生じた軋轢
その後3週間ほど、俺はコウと過ごす時間を増やしていった。一緒にいることで何がわかるかもしれない、俺の能力のことや、コウの余命のこと…。
しかし何も得ることは出来なかった。コウを助けられるような情報だって、知ることが出来なかった。こうして俺があたふたしていている間にも、数字は確実に一つずつ減っていった。
このままあと1週間、何も出来ずに俺はコウを見殺ししてしまうのか…? そう思うと、やるせなかった。
そして俺は覚悟を決めた、何もかもすべてコウに打ち明けると。そうしなくては何も始まらないし、全てが終わってしまうからだ。
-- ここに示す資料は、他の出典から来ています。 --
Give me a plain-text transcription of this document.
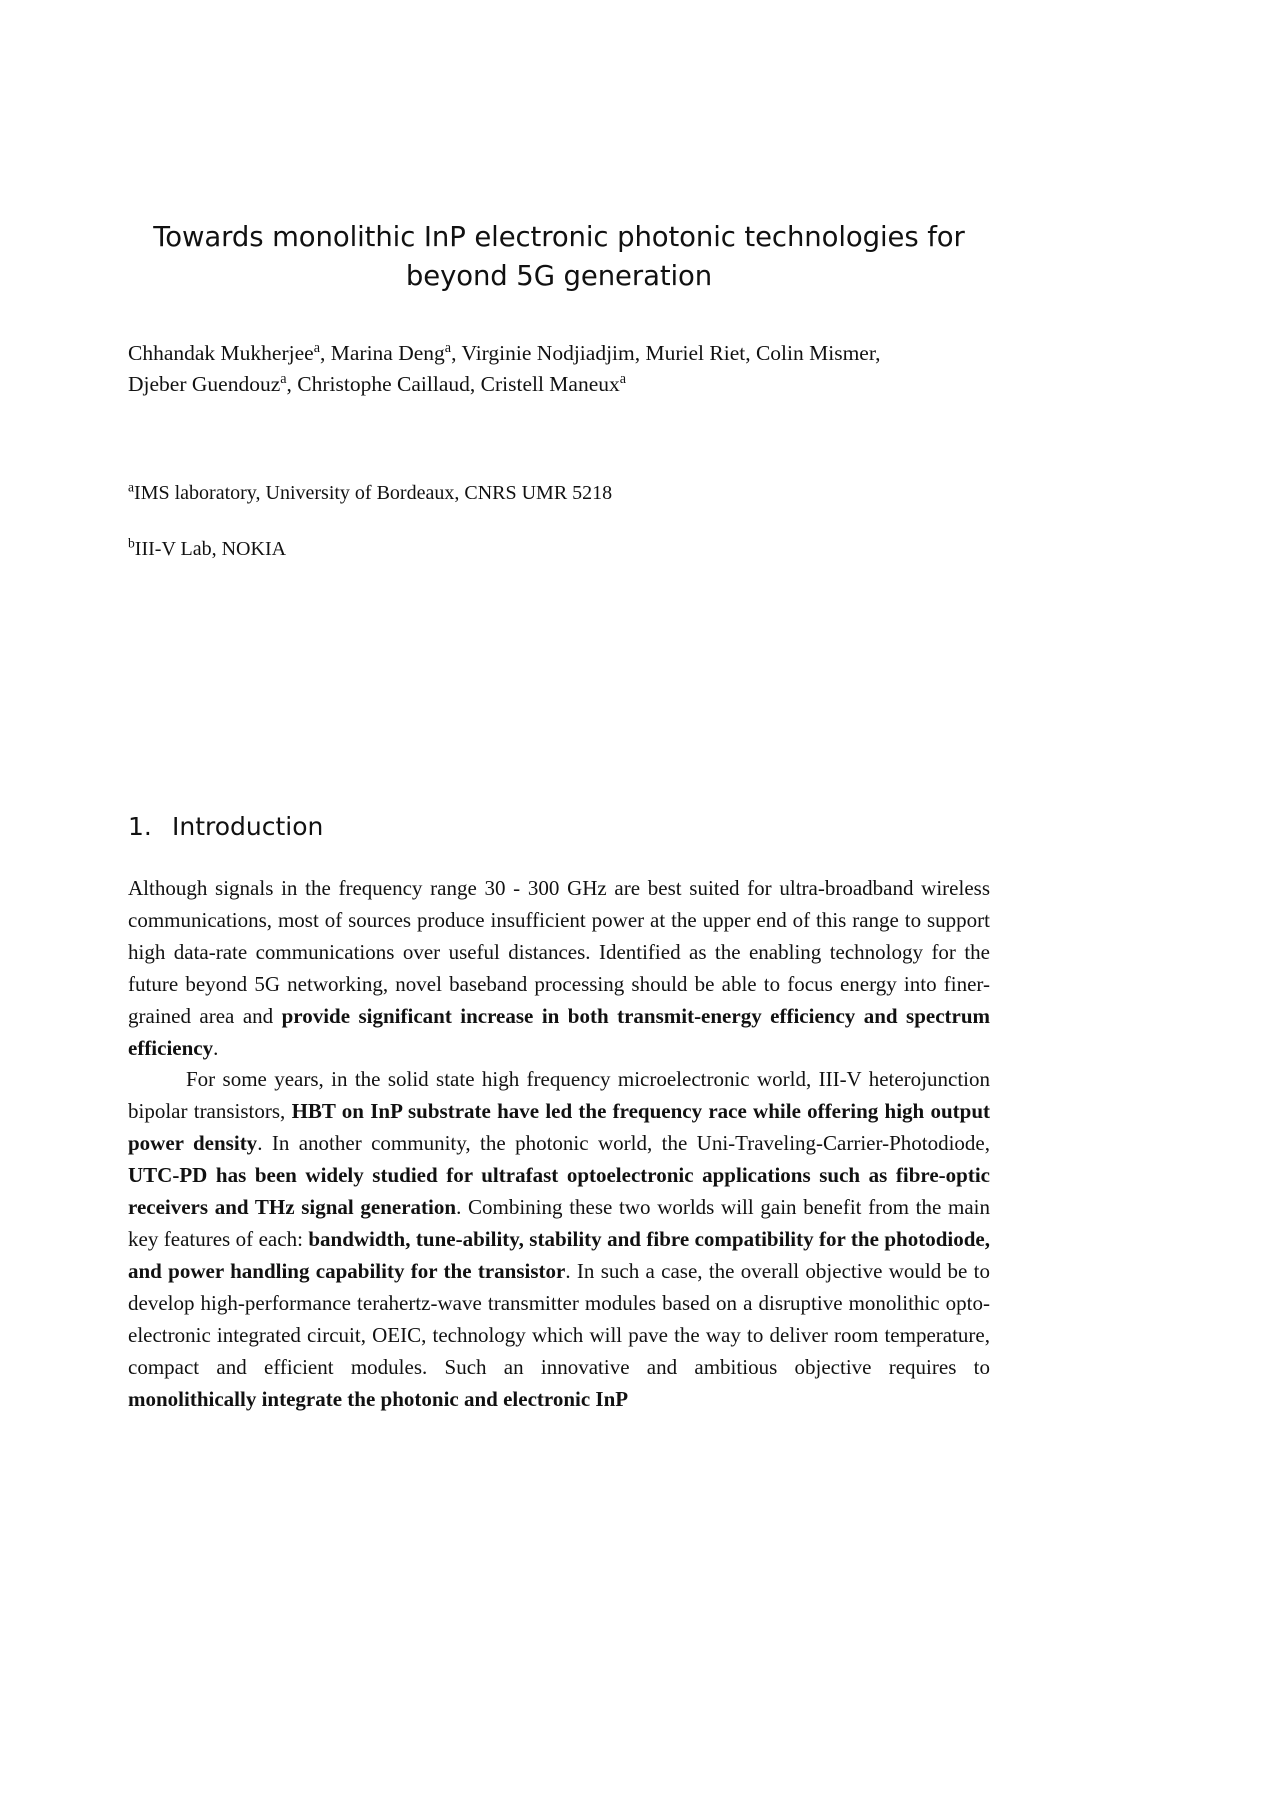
Towards monolithic InP electronic photonic technologies for beyond 5G generation
Chhandak Mukherjee$^a$, Marina Deng$^a$, Virginie Nodjiadjim, Muriel Riet, Colin Mismer,
Djeber Guendouz$^a$, Christophe Caillaud, Cristell Maneux$^a$

$^a$IMS laboratory, University of Bordeaux, CNRS UMR 5218

$^b$III-V Lab, NOKIA

1. Introduction

Although signals in the frequency range 30 - 300 GHz are best suited for ultra-broadband wireless communications, most of sources produce insufficient power at the upper end of this range to support high data-rate communications over useful distances. Identified as the enabling technology for the future beyond 5G networking, novel baseband processing should be able to focus energy into finer-grained area and provide significant increase in both transmit-energy efficiency and spectrum efficiency.

For some years, in the solid state high frequency microelectronic world, III-V heterojunction bipolar transistors, HBT on InP substrate have led the frequency race while offering high output power density. In another community, the photonic world, the Uni-Traveling-Carrier-Photodiode, UTC-PD has been widely studied for ultrafast optoelectronic applications such as fibre-optic receivers and THz signal generation. Combining these two worlds will gain benefit from the main key features of each: bandwidth, tune-ability, stability and fibre compatibility for the photodiode, and power handling capability for the transistor. In such a case, the overall objective would be to develop high-performance terahertz-wave transmitter modules based on a disruptive monolithic opto-electronic integrated circuit, OEIC, technology which will pave the way to deliver room temperature, compact and efficient modules. Such an innovative and ambitious objective requires to monolithically integrate the photonic and electronic InP
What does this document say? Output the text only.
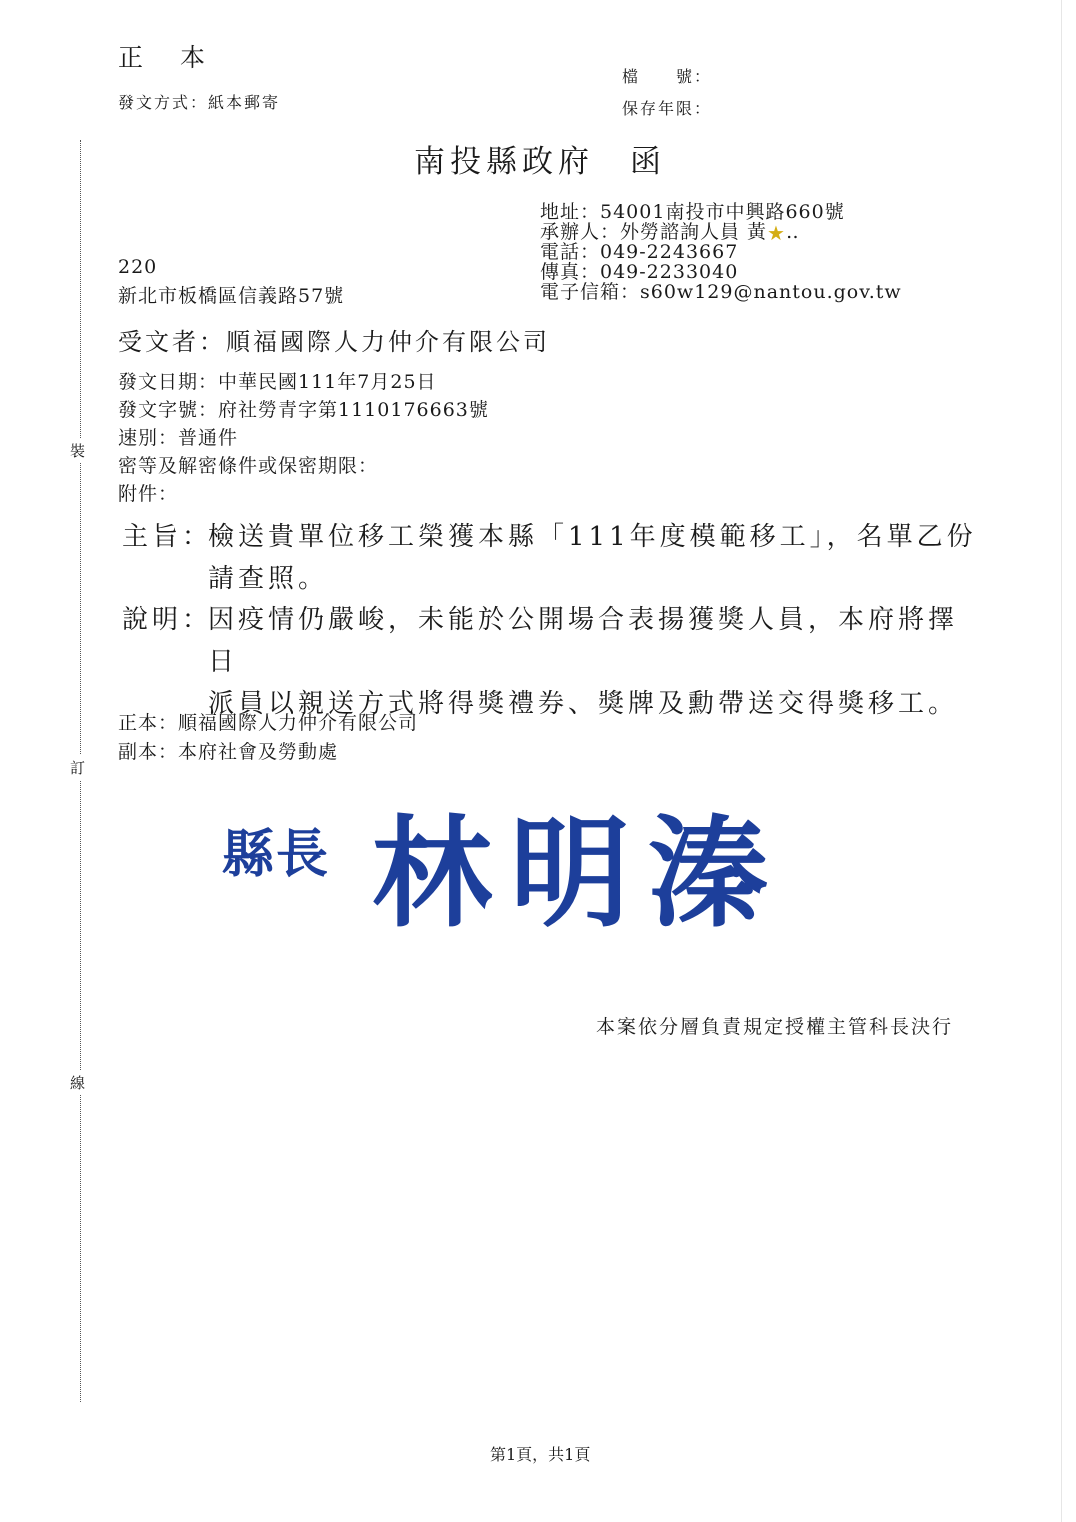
裝
訂
線
正　本
發文方式：紙本郵寄
檔　　號：
保存年限：
南投縣政府　函
地址：54001南投市中興路660號
承辦人：外勞諮詢人員 黃★‥
電話：049-2243667
傳真：049-2233040
電子信箱：s60w129@nantou.gov.tw
220
新北市板橋區信義路57號
受文者：順福國際人力仲介有限公司
發文日期：中華民國111年7月25日
發文字號：府社勞青字第1110176663號
速別：普通件
密等及解密條件或保密期限：
附件：
主旨：
檢送貴單位移工榮獲本縣「111年度模範移工」，名單乙份
請查照。
說明：
因疫情仍嚴峻，未能於公開場合表揚獲獎人員，本府將擇日
派員以親送方式將得獎禮券、獎牌及勳帶送交得獎移工。
正本：順福國際人力仲介有限公司
副本：本府社會及勞動處
縣長 林明溱
本案依分層負責規定授權主管科長決行
第1頁，共1頁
次の日。学校が終わり、俺達はいつもの丘にいた。ここで俺は友に全てを話した。俺の能力、コウの余命…。正直とても不安だった。
「信じてくれるか…?コウ。」
必然的にできる数秒の間、友の顔を見ることなんて出来なかった。
やっとコウはその重い口を開いた。
「ショウ…」
……。
「何だよそれ。冗談でも言っていいことと悪いことがあるだろ。」
えっ…
「あのな…言っておくが俺はまだ死なねぇ、まだ17歳だぞ。それに、俺はこの通り健康だっつうの。冗談でもそんな事言うのはやめてくれ。」
いや待t...
「俺だったからまだいいけど、他の奴にそんなこと言うと嫌われるぜ。今回は俺とお前の仲に免じて許してやるよっ!」
くそっ!なんで伝わんねえんだ!こっちは本気だってのに!
「じゃあ俺家帰って勉強すっから。また明日なー」
俺は何も言うことが出来なかった。ただ、信じてもらえなかったこと、それだけが頭の中を支配して本当に悔しかった。
俺は何も考えられなくなり家に帰って眠りについた。